The Meaning of Data Processing Cycle – Information Needs

In a simple sense, information is structured, processed and organised data. It gives context to data and allows users to make informed decisions. For instance, a single customer’s sale in a restaurant is financial data this becomes information if the company is able to identify which of the least popular or most popular dish is. If the restaurant had given the customer this information before he came, then his purchase of that particular dish would have been more informed rather than a spur of the moment purchase.

Ordinal data sets are simply those which are continuous and not time sensitive in nature. They can be easily analysed over a period of time because they are independent and do not depend on the previous mean or the future mean of any other data set. They cannot be tied to any reference or conceptual framework because they are independent. The meaning of this concept is that these sets are more often used to represent the meaning of some other discrete data set which is itself less objective because it is not dependent on the previous mean or the future mean. A common example of such a set is the stock price index, which can take a very long time to form but is again based on some previous or expected value of a company’s stock.
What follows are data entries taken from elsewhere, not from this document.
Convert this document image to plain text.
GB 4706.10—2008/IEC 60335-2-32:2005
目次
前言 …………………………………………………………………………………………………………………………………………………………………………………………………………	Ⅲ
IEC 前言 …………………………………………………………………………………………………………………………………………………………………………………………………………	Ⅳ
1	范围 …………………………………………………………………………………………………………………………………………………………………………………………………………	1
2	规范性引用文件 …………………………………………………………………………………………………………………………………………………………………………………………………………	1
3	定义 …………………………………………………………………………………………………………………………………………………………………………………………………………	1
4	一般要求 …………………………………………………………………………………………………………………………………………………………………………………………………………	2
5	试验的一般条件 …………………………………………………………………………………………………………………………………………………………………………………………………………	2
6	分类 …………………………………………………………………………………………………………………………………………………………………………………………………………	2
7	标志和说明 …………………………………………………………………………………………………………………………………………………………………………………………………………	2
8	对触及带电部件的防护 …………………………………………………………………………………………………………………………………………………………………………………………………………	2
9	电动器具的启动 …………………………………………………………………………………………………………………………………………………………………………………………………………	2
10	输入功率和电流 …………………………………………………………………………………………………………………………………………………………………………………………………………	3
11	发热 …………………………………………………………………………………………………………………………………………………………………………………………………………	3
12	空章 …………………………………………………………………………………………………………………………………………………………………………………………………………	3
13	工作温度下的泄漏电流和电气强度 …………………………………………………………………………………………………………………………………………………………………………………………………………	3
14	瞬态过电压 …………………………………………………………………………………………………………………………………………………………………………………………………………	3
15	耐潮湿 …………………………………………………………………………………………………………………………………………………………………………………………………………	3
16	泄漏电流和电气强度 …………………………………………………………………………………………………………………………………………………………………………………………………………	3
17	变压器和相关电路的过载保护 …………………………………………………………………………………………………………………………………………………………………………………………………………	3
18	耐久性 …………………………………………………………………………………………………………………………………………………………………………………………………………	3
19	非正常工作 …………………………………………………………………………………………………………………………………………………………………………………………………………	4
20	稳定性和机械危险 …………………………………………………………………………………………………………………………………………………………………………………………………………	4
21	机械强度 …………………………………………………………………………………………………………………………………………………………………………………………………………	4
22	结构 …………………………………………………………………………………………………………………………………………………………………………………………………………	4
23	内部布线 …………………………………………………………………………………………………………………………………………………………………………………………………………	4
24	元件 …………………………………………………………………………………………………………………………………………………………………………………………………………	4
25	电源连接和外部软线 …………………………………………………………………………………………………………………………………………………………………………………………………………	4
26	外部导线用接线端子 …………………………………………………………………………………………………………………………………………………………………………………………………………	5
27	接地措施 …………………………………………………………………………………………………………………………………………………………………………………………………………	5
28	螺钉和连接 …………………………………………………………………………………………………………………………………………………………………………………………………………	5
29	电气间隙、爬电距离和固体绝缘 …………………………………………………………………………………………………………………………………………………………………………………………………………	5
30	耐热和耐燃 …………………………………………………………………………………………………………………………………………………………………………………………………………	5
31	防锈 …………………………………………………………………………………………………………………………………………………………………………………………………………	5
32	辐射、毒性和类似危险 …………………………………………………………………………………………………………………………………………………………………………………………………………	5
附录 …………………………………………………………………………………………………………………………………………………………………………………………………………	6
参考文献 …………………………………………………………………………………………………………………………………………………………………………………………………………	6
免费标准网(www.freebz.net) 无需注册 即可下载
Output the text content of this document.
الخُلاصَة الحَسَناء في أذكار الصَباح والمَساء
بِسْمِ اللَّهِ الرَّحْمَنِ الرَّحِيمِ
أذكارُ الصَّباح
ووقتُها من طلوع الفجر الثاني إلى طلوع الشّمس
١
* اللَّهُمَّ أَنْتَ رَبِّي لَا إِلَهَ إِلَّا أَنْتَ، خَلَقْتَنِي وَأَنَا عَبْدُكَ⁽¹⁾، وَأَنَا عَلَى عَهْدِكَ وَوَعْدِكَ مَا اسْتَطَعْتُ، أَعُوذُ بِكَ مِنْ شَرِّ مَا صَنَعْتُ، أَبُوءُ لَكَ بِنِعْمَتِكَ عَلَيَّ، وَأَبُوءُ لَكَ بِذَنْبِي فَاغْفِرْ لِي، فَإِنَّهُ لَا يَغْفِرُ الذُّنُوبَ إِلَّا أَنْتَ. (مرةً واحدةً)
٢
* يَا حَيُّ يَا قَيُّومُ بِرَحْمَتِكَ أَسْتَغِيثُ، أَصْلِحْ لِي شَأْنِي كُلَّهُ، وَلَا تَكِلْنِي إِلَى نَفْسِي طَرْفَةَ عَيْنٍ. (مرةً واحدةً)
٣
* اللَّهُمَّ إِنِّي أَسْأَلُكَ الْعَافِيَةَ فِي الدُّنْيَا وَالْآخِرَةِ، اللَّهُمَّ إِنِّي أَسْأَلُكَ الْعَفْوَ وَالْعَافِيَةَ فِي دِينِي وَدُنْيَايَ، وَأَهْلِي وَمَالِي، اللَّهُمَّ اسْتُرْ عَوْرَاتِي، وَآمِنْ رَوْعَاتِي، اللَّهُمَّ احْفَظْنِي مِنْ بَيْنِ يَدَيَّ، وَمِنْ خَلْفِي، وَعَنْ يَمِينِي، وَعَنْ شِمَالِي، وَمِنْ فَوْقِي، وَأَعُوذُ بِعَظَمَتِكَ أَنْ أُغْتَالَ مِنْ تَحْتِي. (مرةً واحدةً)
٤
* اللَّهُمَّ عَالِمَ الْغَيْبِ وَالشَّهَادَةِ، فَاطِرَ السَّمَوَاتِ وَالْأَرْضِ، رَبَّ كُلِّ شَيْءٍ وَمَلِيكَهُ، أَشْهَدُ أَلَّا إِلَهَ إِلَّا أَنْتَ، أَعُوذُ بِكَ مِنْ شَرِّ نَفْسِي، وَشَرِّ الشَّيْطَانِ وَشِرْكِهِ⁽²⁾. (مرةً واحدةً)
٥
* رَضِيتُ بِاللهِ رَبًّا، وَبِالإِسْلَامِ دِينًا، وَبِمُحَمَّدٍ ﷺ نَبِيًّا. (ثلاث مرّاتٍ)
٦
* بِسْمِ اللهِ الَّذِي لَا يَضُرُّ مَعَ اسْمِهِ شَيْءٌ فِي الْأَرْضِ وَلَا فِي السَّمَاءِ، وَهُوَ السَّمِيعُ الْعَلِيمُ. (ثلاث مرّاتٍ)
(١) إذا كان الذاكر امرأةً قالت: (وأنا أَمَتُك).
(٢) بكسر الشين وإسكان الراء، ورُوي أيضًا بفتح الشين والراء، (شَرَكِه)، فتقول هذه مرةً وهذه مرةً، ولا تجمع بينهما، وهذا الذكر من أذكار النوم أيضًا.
The second step in the information processing cycle is to extract the meaning from the data. This is done by various processes such as word grouping, fuzzy matching, extractions, transformations and neural network algorithms. In essence, this is what machine learning does; it uses artificial intelligence to perform this process. Machine learning applies four classifiers to extract the meaning from the data. One of these is a logistic regression, which takes into account the date and time of data acquisition, its language (what the customer said), its location (who was the customer) and many other factors. The classification of the variables used in this algorithm is called the neural network, because it is an artificial system that is trained using data from various sources in order to detect patterns.